At one point in the evening, Mom got a jacket and put it on me. I remembered someone telling me that some Alzheimers patients feel a need to "nurture" and sometimes a doll will keep them happy and occupied. I decided to give it a shot with a doll I found in the attic. I gave it to her while she was sitting in the rocking chair. She looked at it with the same care and concern she would a grandchild and there was a glimmer of normalcy in the way she held that doll so carefully. She rocked it a while then put it on the dining room table. After a break to do something else that crossed her mind, she found the doll again and occupied herself with sitting it on her lap, tucking the "blanket" (tea towel) close around its neck and feet, and holding it vertically, then horizontally to watch its eyes open and shut. I hope we're on to something here and this will give her something to do besides try the doors.

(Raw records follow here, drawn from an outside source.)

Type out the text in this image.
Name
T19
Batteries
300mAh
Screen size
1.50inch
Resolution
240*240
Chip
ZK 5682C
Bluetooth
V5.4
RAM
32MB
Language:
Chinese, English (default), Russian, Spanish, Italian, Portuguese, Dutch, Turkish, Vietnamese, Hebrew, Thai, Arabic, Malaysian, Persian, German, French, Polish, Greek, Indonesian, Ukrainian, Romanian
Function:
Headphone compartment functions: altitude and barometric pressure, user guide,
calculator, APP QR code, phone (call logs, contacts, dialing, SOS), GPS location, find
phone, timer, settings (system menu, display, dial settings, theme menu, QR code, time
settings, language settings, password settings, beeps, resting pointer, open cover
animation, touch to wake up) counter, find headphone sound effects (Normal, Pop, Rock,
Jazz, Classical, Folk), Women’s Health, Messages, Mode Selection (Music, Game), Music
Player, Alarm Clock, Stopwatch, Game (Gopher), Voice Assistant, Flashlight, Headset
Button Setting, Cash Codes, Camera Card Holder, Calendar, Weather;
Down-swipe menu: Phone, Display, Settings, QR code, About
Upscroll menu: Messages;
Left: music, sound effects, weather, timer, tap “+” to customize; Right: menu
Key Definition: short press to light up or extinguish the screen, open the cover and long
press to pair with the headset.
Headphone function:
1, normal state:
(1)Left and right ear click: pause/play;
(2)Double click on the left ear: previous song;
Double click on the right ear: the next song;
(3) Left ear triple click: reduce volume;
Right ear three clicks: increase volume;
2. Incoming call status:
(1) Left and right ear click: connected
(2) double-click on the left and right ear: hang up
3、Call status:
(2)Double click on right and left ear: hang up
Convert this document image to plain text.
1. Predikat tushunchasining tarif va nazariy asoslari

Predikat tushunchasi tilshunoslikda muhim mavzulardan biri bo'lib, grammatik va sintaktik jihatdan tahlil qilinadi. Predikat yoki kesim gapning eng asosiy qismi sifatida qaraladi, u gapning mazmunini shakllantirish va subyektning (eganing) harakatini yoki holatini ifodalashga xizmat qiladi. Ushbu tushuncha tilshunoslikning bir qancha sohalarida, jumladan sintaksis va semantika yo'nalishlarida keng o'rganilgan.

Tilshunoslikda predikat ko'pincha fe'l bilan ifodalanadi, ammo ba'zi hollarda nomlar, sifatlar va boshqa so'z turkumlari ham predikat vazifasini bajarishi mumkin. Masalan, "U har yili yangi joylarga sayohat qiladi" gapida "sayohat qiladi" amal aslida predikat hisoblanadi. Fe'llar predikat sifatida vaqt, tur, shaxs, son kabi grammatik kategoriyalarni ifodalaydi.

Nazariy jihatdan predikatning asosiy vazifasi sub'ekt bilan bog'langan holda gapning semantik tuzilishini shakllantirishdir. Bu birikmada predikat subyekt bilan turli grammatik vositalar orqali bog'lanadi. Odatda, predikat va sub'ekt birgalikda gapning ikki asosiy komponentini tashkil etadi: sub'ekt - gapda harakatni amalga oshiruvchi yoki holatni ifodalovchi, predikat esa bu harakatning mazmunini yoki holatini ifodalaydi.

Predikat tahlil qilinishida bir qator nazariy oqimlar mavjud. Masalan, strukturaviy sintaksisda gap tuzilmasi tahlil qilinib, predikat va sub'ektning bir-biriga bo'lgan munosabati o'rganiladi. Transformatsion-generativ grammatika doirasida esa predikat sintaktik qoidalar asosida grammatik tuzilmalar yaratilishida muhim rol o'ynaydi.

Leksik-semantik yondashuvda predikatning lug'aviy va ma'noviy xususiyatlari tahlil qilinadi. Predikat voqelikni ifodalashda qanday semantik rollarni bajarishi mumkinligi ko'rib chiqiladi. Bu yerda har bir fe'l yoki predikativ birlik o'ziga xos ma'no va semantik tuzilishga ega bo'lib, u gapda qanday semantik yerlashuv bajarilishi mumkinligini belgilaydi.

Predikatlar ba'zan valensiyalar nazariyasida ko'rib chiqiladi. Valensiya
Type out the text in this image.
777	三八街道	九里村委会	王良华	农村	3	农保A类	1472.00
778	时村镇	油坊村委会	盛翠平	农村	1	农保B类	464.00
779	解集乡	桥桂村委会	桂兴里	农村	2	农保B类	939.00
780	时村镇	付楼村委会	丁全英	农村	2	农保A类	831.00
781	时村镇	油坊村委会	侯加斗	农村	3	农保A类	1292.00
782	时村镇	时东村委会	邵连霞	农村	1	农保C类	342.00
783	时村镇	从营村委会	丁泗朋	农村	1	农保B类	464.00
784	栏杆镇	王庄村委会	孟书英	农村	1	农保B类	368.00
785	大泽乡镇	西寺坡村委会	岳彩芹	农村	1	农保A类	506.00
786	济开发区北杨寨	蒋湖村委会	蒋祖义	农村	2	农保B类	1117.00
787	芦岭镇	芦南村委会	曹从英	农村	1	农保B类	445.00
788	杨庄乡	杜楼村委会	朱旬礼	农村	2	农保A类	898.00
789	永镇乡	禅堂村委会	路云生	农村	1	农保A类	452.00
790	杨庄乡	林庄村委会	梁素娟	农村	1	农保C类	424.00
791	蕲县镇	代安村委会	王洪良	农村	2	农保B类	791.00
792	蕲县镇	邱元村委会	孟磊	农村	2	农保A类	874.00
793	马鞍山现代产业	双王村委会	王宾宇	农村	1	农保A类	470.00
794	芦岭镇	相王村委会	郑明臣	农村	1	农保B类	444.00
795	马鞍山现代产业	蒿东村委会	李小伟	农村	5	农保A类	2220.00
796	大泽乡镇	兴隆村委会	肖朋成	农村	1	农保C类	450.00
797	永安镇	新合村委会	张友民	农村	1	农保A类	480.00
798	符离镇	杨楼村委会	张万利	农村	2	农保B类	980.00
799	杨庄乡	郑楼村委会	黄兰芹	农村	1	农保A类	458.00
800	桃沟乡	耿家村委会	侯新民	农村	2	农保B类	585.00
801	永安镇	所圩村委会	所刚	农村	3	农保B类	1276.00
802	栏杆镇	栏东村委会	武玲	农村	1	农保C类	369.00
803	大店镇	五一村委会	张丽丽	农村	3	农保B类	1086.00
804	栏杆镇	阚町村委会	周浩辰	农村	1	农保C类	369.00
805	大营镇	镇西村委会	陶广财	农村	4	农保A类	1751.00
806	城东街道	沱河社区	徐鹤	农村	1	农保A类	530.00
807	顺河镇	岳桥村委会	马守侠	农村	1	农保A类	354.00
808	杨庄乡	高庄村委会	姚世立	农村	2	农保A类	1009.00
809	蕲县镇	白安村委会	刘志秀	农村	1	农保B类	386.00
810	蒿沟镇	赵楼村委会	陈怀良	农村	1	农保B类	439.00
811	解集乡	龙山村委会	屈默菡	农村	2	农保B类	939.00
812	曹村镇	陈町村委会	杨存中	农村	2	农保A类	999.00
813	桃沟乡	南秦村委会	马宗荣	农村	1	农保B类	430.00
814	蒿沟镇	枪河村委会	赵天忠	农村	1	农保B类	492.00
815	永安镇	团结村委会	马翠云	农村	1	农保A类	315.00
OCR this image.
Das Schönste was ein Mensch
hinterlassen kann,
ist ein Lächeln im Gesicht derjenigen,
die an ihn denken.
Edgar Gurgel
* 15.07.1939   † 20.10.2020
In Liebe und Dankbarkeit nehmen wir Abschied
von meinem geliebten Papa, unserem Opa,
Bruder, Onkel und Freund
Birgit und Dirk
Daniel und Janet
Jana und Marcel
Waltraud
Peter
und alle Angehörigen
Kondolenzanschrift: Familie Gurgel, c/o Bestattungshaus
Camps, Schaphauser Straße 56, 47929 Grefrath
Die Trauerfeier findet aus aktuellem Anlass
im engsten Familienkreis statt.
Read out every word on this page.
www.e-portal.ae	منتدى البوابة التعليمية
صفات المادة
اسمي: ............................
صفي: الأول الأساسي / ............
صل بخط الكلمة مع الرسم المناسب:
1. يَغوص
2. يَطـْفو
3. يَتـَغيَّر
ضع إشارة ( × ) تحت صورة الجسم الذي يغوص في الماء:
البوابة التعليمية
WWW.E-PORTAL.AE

My goal is to enjoy having her here and to keep her happy and safe. So far, so good!

Friday, January 2, 2009


(Sadie, Ellie, and Mom take a walk.) Mom has a shorter trek than the Magnus Corner she enjoys. It's the prefered walk for us in that we can see her from the house the entire time. She goes down to the field south of the house, picks up some fluff from a stuffed animal that evidently died there and loops around to the cars, putting the stuffing in the cupholder of the Toyota. One thing, though, she has to cross electric fence to get there. No problem to her, though. She takes hold of the fence with both hands and takes her time stepping over and does not even flinch. Dad has watched her do it a number of times and thought, "There must be something wrong with the fence." Nope, it's hot alright. There is some sort of disconnect somewhere, though, because she has no reaction to it at all. It's not dangerous, I guess,'s pretty strange. Dad started locking the car saying "I'm tired of all this )*(&^(*^& stuff she puts in the car." I tried to encourage him to relax and let her do her thing. So, he has fluff in the cupholder---welcome to the new normal!